2 entry daha
  • göçmen olduğu yabancı ülkede tutunmaya, yalnızlığını yenmeye, çalışan lorna'nın duygularını sinema sahnesinden tüm gerçekliğiyle anlatmaya çalışan ödüllü avrupa yapımı film.

    sessiz gibi görünen ama genelde konuşmaması gereken yerlerde çok konuşan lorna, sıfırdan yeni bir hayat kurmak için belçika'ya yerleşmiş bir arnavut. burada sürekli farklı erkeklere güvenerek hayatını sürdürmeye çalışıyor ama genelde dilini tutamamasının da etkisiyle kazıklar yiyerek aradığı huzuru bir türlü bulamıyor ve kendisinin gerçek anlamda tek güveneceği kişi ise bir uyuşturucu bağımlısı olan claudy oluyor. ama claudy de bir gün kendinden uzaklaştırılıyor. lorna film boyunca mutluluk anlamında sürekli geriye doğru hızla giden lineer bir grafik çiziyor.

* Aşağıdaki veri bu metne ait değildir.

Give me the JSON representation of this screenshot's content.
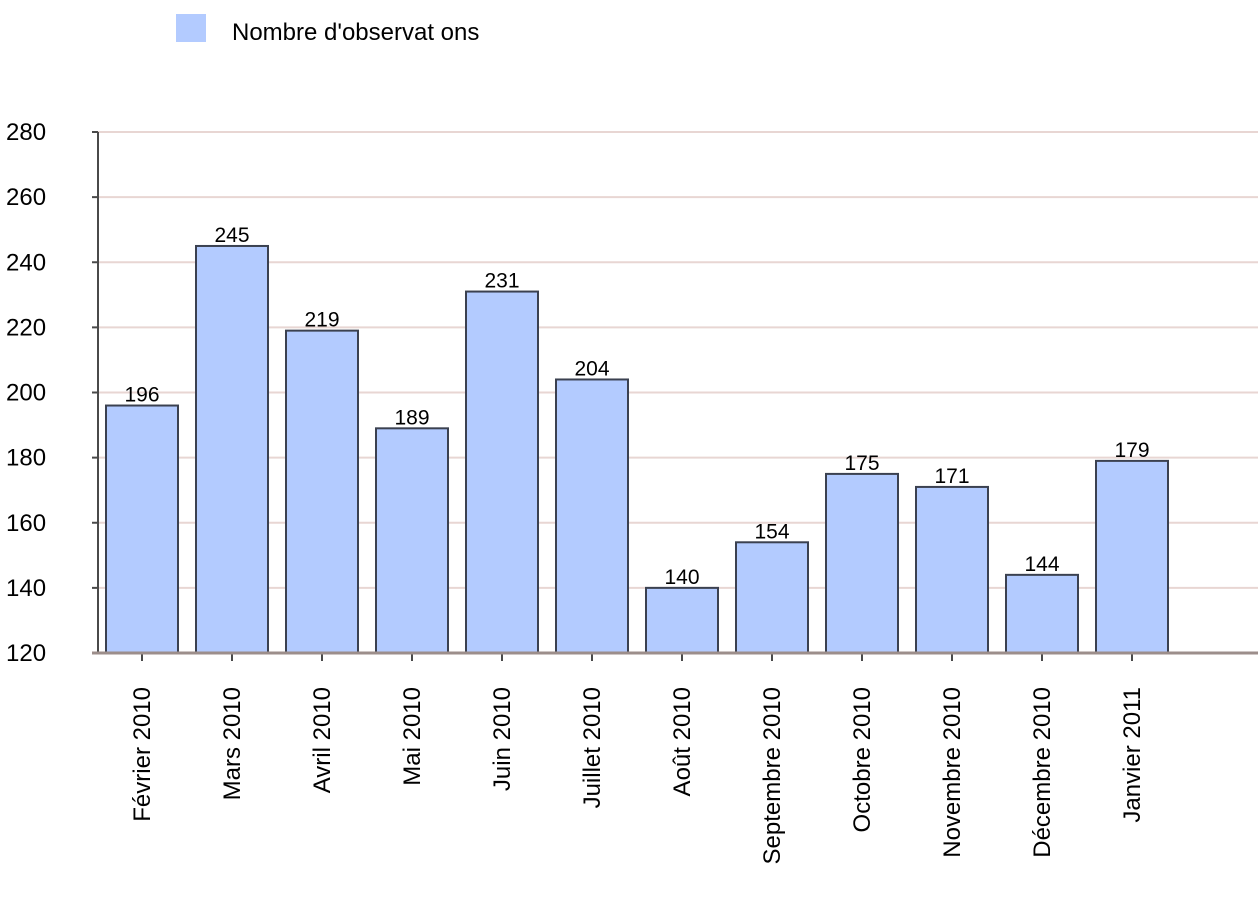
{
  "chart_data": {
    "type": "bar",
    "legend": {
      "position": "top-left",
      "entries": [
        {
          "label": "Nombre d'observat ons",
          "color": "#b3cbff"
        }
      ]
    },
    "categories": [
      "Février 2010",
      "Mars 2010",
      "Avril 2010",
      "Mai 2010",
      "Juin 2010",
      "Juillet 2010",
      "Août 2010",
      "Septembre 2010",
      "Octobre 2010",
      "Novembre 2010",
      "Décembre 2010",
      "Janvier 2011"
    ],
    "series": [
      {
        "name": "Nombre d'observat ons",
        "color": "#b3cbff",
        "values": [
          196,
          245,
          219,
          189,
          231,
          204,
          140,
          154,
          175,
          171,
          144,
          179
        ]
      }
    ],
    "data_labels": [
      "196",
      "245",
      "219",
      "189",
      "231",
      "204",
      "140",
      "154",
      "175",
      "171",
      "144",
      "179"
    ],
    "y_ticks": [
      "120",
      "140",
      "160",
      "180",
      "200",
      "220",
      "240",
      "260",
      "280"
    ],
    "ylim": [
      120,
      280
    ],
    "grid": true,
    "title": "",
    "xlabel": "",
    "ylabel": ""
  }
}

    metnin ön planda olduğu, sürekli yakın çekim kamera görüntülerin verildiği filmde keş rolündeki jérémie renier imrenilesi bir oyunculuk sergiliyor. filmde değil normal hayatta olsa bu kadar gerçekçi bir uyuşturucu bağımlısı olmazdı sanırım. gerçekçiliğin acı yüzünü filmin genelinden bireye taşımış. ortaya bu tarzda farklı bir film çıkmasında önemli etken olmuş.

    filmin en önemli eksikliği ise detaycılıktan çok uzak olması. lorna'nın ruhsal geçişlerine dair pek bir şey göremiyoruz. sevmediği bir insana bir sahne arayla aşık oluyor. bununla ilgili herhangi bir ipucuna sahip değiliz.. varsayımlar yapılabilir ancak. aklı başında normal bir bireyken, birden ruhsal çöküntü içine girdiğiyle karşılaşıyoruz. burdaki duygusal süreç hangi adımlardan geçerek oraya geldi bilemiyoruz.

    belki de türk eğitim sisteminin giriş-gelişme-sonuç odaklı beyinlerinden birine sahip olduğumdan, fransız filmlerinin genelinde olduğu gibi bu filmde de son göremedim. senaryonun ilk baştan çok farklı bir yere gittiği anda, film şimdi değişecek diyordum ki film o sırada sona erdi. en iyi senaryo seçilmiş filmden daha akılda kalıcı bir son bekliyor izleyici.